- Brian Armstrong définit le Bitcoin comme un protocole sans émetteur, le plaçant au-dessus de l’indépendance des banques centrales.
- L’indice Fear & Greed enregistre une chute à 24, signalant une phase de peur extrême chez les investisseurs.
Le secteur des cryptomonnaies traverse une période de fortes tensions actuellement. Elle est marquée par une dégradation brutale du sentiment des investisseurs. Parallèlement, un débat de fond oppose les régulateurs européens aux dirigeants de plateformes d’échange. Il porte sur la nature même de la monnaie numérique et son degré d’indépendance vis-à-vis des institutions traditionnelles.

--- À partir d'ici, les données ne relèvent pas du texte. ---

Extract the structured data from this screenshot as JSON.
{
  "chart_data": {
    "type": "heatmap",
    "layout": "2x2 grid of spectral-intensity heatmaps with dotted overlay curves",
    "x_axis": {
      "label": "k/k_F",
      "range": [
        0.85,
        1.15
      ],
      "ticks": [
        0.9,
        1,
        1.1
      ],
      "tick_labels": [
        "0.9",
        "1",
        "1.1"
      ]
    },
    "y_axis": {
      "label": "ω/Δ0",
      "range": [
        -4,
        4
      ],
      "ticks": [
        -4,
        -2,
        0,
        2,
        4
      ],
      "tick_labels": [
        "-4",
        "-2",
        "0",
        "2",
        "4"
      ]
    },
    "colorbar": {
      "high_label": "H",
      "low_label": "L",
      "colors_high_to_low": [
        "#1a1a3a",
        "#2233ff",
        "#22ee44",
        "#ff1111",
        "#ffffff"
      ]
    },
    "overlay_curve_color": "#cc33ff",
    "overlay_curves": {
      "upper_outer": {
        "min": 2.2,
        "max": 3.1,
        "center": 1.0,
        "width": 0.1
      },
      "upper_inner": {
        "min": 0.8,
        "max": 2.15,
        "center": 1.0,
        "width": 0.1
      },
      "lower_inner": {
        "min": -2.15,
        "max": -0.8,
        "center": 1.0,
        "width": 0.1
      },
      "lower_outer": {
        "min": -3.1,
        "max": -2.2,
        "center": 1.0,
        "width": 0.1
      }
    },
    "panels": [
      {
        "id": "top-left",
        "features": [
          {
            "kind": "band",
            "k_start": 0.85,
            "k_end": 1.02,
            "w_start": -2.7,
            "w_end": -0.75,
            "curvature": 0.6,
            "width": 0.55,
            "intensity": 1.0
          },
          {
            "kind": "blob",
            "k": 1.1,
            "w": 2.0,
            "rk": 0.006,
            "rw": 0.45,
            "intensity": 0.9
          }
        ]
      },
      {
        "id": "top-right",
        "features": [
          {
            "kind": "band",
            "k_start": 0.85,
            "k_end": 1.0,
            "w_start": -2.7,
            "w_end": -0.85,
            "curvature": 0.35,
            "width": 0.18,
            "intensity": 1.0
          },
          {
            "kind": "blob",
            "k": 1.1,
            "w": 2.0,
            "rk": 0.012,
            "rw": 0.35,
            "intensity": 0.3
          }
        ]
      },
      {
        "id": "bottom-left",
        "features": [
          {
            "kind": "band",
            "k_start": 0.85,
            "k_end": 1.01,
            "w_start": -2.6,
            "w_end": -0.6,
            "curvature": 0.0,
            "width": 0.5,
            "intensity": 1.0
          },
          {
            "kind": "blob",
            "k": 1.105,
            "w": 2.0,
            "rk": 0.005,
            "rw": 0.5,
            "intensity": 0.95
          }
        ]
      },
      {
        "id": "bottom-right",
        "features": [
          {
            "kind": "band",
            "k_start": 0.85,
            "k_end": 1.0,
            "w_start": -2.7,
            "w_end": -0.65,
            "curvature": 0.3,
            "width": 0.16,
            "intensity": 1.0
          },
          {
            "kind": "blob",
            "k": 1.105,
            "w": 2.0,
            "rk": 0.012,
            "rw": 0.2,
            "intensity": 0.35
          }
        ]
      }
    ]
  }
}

La décentralisation comme argument d’indépendance monétaire du Bitcoin face à la banque centrale
François Villeroy de Galhau, gouverneur de la Banque de France, a récemment réaffirmé sa préférence pour les banques centrales. C’était lors d’une discussion lors du World Economic à Davos.
Le gouverneur déclare : : «Je fais davantage confiance aux banques centrales indépendantes disposant d’un mandat démocratique qu’aux émetteurs privés comme Bitcoin.»
Cette position repose sur l’idée que la stabilité monétaire nécessite une autorité régulatrice identifiée et responsable devant les institutions.
Brian Armstrong, PDG de Coinbase, a répondu à ces propos en précisant la structure technique du Bitcoin. Selon lui, qualifier le Bitcoin d’émetteur privé constitue une erreur de définition. Il soutient que le Bitcoin, comme protocole décentralisé, n’appartient à aucune entité, pays ou individu.
Pour Armstrong, cette absence totale de contrôle centralisé garantit une forme d’indépendance supérieure à celle des banques centrales. Avec elles, les décisions restent soumises à des politiques institutionnelles humaines.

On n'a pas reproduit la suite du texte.